Case Name: Charles Brown, Plaintiff, v. Empire City Savings Bank, Defendant
Court: New York Supreme Court
Jurisdiction: New York
Decision Date: 1960-03-21
Citations: 23 Misc. 2d 1094
Docket Number: 
Parties: Charles Brown, Plaintiff, v. Empire City Savings Bank, Defendant.
Judges: 
Reporter: New York Miscellaneous Reports
Volume: 23
Pages: 1094–1096

Head Matter:
Charles Brown, Plaintiff, v. Empire City Savings Bank, Defendant.
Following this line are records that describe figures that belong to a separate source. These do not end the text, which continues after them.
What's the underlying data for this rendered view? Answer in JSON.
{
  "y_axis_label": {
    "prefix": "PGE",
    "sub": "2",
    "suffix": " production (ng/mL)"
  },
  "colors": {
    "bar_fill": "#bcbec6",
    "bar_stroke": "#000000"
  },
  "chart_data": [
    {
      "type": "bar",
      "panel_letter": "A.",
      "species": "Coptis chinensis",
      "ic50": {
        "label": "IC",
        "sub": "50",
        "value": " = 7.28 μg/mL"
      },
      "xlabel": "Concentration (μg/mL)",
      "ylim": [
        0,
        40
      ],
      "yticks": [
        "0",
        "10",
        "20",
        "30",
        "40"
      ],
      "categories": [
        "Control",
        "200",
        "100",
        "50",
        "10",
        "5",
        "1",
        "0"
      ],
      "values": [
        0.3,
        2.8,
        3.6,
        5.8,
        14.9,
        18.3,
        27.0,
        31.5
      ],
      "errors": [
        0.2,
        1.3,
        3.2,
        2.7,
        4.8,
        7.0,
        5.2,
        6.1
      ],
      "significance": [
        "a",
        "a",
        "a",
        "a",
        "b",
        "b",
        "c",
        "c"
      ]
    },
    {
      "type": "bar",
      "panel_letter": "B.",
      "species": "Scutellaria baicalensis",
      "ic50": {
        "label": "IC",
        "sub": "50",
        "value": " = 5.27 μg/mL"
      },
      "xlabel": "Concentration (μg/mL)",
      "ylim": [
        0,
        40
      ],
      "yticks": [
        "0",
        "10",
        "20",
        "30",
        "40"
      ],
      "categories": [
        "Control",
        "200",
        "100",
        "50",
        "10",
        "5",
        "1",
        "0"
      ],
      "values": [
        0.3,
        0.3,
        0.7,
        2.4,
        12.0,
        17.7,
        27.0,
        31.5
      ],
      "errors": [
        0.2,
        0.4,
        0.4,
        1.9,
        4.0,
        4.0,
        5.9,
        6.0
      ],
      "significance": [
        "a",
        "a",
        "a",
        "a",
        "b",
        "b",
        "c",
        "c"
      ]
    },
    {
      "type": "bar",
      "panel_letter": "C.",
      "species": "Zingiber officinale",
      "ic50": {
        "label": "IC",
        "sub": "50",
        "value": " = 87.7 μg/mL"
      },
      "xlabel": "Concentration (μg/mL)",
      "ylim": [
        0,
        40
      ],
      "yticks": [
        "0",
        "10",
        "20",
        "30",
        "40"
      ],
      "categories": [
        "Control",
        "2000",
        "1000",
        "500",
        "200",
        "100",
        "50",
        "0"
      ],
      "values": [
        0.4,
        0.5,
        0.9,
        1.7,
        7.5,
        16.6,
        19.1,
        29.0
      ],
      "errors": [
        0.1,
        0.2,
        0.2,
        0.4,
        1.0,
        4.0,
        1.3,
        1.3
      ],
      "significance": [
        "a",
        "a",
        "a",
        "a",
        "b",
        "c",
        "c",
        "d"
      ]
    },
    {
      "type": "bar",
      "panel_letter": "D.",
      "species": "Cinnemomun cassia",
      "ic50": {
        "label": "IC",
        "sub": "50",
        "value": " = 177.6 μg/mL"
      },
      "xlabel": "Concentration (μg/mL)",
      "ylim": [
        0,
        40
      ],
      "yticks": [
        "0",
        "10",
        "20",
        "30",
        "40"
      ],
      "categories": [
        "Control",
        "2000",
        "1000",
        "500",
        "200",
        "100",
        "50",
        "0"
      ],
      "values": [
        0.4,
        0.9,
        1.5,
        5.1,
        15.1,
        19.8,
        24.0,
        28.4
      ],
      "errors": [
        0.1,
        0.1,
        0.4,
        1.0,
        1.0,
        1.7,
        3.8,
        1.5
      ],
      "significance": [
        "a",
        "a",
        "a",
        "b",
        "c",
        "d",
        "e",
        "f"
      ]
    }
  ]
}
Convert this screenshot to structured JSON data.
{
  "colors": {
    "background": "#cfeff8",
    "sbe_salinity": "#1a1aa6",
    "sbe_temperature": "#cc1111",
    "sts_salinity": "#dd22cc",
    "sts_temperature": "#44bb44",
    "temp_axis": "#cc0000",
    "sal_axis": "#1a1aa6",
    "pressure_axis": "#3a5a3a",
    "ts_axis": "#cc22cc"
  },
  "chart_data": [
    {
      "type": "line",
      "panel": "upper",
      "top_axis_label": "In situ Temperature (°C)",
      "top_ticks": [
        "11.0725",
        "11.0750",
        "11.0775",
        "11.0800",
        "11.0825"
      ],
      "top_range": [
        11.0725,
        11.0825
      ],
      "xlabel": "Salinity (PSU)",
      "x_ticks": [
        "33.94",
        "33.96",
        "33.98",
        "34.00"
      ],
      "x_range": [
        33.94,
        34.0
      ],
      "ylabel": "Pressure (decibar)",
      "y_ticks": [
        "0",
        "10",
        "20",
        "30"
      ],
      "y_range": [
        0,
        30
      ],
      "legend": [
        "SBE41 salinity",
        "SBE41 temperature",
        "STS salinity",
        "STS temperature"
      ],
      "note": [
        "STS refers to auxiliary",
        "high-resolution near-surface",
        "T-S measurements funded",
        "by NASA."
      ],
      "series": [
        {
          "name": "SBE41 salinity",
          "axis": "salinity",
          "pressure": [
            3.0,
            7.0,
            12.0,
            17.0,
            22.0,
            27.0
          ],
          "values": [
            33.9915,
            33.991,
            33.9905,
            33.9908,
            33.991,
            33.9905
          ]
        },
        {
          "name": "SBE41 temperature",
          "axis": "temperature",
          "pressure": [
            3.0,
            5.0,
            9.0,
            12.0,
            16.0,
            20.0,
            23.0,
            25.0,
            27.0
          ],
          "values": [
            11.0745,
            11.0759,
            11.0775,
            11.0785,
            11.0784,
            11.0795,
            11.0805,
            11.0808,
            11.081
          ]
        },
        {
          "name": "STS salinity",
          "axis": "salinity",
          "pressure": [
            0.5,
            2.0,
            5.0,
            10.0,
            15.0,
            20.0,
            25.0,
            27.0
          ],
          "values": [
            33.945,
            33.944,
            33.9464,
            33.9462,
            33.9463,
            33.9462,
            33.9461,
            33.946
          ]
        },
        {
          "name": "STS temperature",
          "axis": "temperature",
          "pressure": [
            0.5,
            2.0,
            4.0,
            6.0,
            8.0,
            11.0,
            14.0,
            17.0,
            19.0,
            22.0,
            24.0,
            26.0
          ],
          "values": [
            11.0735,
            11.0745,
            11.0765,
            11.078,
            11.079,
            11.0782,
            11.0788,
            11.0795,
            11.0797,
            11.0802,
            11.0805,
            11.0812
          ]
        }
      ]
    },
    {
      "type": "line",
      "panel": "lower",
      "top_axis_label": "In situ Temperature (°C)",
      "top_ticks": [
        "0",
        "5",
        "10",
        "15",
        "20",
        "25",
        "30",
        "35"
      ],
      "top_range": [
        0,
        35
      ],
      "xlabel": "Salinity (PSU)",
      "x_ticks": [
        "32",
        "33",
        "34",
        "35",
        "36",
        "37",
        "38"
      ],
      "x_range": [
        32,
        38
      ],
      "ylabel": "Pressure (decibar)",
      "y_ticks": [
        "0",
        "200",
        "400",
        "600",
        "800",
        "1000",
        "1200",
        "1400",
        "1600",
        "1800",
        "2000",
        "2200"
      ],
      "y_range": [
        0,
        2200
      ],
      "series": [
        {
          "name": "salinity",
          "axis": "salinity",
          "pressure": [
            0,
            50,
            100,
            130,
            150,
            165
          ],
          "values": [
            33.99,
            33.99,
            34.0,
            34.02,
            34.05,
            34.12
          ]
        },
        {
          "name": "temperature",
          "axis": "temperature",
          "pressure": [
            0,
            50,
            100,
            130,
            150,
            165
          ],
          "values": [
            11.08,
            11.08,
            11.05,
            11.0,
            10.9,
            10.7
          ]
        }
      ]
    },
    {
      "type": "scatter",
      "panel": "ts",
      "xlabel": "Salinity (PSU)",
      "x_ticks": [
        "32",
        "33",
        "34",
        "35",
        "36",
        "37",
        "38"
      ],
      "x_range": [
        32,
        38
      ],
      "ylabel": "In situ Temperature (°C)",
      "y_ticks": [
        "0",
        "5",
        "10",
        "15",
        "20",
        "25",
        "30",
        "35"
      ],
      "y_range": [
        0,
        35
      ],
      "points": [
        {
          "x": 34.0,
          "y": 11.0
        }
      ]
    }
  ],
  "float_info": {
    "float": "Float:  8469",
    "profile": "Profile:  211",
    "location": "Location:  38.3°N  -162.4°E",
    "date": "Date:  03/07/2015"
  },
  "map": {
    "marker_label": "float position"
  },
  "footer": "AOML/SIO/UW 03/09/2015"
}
Supreme Court, Special Term, New York County,
March 21, 1960.
Louis B. Brodsky for plaintiff. Thacher, Proffitt, Priser, Crawley & Wood for defendant.

Opinion:
Thomas A. Aurelio, J.
Plaintiff moves for summary judgment. Defendant resists the payment of the balance to the credit of the account in issue unless plaintiff surrenders the passbook or furnishes a bond in lieu thereof. The account was established by the deceased in trust for the plaintiff. The depositor died on July 6, 1959. Plaintiff, it is said, is the sole legatee under the last will and testament of the deceased. The will has not yet been probated, but a temporary administrator-ship has been granted to the person designated in the will as executor. The passbook has not been located. Five thousand dollars was withdrawn from the account in favor of the plaintiff and after the death of the deceased, upon the furnishing of a bond in the sum of $10,000. Six thousand one hundred eighty-eight dollars and sixty-five cents remains to the credit of the account and, as fairly established, plaintiff is unable to obtain further indemnity bonds. Payments may be made, of course, by the defendant bank upon the judgment or order of the court (Banking Law, § 238, subd. 3). The depositor and the bank are in the relationship of creditor and debtor only. The passbook is an evidence of the debt and of the contract between the parties, which is not negotiable, though assignable. The only reasonable purpose of a bank's by-law requiring a bond or indemnification in the case of a lost passbook is to protect itself against the claim of an assignee in good faith. In this instance, any assignment would relate, of course, to a passbook evidencing an account held in trust and subject to the provisions of the Banking Law (§ 239, subd. 2). The duty of an assignee of a nonnegotiable chose in action, in order to protect himself against payment by the debtor to the original creditor, is to inform the debtor of the assignment, and the burden of proof of the giving of such notice is upon the claimed assignee (Heermans v. Ellsworth, 64 N. Y. 159). The duty to give such notice within a reasonable time would seem to be greater in the case of a chose in action originally held in trust which upon the death of the depositor is irrevocable. Eight months have elapsed since the death of the deceased, and if prior to his death he had otherwise disposed of the passbook, the time elapsed is more than sufficient for the giving of any notice to the debtor, and in the circumstances here the order of the court is sufficient protection to it (Myers v. Albany Sav. Bank, 270 App. Div. 466, affd. 296 N. Y. 562).
The motion is granted. Settle order.